Within the last 10 years or so, and especially since the 2016 election of Trump, these authors — Anne Applebaum, Timothy Snyder, Ruth Ben-Ghiat, in addition to several others — have become liberal-friendly experts on authoritarianism. On a regular basis, they make appearances on cable news and in the pages of legacy newspapers and magazines–in some cases, as staff members–in order to warn of how individual, one-off “strongmen” like Trump, Putin, Orban, and Xi, made up a vague “authoritarian” axis hellbent on destroying Democracy for its own sake.

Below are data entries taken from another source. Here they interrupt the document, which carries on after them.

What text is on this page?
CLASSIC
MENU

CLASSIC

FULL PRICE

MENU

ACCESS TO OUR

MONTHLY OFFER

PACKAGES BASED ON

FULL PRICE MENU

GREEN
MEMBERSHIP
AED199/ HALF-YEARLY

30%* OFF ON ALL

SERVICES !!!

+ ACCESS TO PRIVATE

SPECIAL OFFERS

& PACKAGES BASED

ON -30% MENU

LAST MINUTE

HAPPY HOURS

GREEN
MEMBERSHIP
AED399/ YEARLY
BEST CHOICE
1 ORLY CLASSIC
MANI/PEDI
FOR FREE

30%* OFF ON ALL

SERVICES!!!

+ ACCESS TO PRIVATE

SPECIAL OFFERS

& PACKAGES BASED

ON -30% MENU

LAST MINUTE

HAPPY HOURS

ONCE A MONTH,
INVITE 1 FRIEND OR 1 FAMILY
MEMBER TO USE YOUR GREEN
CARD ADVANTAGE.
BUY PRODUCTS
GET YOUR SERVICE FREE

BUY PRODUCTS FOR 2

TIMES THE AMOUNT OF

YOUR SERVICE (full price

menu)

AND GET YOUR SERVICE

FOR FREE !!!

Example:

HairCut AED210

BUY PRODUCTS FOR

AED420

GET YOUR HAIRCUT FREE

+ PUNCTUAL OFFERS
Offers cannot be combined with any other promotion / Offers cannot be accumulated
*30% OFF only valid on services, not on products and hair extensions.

But what good does this framing do and who does it absolve? Instead of meaningfully contending with US's sprawling imperial power and internal systems of oppression — namely being the largest carceral state in the world — these MSNBC historians reheat decades-old Axis of Evil or Cold War good vs evil rhetoric, pinning the horrors of centuries of political violence on individual "mad men." Meanwhile, they selectively invoke the "authoritarian" label, fretting about the need to save some abstract notion of democracy from geopolitical Bad Guys while remaining silent as the US funds, arms and backs the most authoritarian process imaginable — the immiseration and destruction of an entire people — specifically in Gaza.
On this episode, we look at the advent and influence of MSNBC-approved historians, dissecting their selective anti-authoritarian posture and discussing how their work does little more than polish their careers and provide cover for US and US-allied militarism.
Our guest is historian and author Greg Grandin.